Imagine if they took a financial hit on their ability to plug their endless merchandise, just for long enough to try and clean up the filth.
Imagine if fans and clubs vehemently opposed to the latter, showed the same passion and unity when reacting against the very behaviour they claim to detest.
Until then, the sport will stumble along this continuous cycle. The mindless abuse will continue, so will the voices against it, the odd short term stance will highlight the issue further, action may be taken via minor punishment, but ultimately, no concerted effort will be made to eradicate it.

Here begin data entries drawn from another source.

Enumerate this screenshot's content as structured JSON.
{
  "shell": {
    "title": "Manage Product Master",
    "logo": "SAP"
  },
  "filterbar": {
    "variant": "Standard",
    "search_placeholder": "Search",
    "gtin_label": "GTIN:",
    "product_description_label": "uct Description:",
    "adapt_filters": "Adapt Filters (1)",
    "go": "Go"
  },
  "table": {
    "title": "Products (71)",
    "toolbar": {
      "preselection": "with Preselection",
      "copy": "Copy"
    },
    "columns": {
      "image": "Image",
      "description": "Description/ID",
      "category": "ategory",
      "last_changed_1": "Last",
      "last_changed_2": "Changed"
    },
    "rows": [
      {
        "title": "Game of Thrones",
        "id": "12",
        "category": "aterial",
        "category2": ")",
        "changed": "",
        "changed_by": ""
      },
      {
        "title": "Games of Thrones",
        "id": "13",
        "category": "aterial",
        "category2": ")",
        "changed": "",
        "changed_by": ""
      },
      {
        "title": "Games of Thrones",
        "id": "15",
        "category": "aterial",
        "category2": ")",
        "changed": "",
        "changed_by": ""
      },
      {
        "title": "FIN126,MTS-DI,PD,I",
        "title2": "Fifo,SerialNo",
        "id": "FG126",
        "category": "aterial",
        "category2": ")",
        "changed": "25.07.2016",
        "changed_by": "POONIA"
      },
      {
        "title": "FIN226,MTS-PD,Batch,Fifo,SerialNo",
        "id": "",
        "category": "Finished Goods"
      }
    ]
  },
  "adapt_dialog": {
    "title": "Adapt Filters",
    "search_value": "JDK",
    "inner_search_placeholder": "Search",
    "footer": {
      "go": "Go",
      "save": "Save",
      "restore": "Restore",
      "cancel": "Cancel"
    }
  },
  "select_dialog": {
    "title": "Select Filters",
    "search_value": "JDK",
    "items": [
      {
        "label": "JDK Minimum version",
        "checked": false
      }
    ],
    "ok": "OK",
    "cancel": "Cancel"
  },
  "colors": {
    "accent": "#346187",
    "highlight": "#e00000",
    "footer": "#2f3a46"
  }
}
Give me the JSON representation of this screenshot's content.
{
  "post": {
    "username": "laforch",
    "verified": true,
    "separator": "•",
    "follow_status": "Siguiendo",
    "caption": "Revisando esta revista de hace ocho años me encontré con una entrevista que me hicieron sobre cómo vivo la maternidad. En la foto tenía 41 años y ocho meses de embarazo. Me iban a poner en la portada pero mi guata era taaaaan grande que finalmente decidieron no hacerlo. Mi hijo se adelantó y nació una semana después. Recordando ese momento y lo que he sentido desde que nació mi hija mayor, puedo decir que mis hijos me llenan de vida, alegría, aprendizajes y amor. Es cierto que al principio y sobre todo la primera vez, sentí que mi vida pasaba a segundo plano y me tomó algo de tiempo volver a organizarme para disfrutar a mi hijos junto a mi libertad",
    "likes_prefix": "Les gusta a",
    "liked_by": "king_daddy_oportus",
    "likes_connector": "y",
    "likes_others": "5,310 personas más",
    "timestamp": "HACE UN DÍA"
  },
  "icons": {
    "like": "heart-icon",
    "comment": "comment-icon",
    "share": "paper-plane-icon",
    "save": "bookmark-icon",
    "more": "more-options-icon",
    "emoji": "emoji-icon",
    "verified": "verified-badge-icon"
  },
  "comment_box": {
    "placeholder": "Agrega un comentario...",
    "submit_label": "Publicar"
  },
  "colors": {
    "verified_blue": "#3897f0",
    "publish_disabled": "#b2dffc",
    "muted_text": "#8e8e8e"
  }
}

Football has the power to unite people – let’s use some of that power to unite against online hate and racism. @OfficialTM_3‘s experience of receiving abuse because of something that has happened on a football pitch is all too common. pic.twitter.com/GDJRZAqOdG
— Jordan Henderson (@JHenderson) April 20, 2021
And no doubt, tomorrow morning and the next will be like any other.
I’ll wake up, trawl through social media, discovered a high profile individual in football has been subjected to online abuse, read about it, consider tweeting my disdain, decide it’s futile, switch off from the subject, and do something else.
Enough is enough. It’s just that football itself, isn’t prepared to do enough.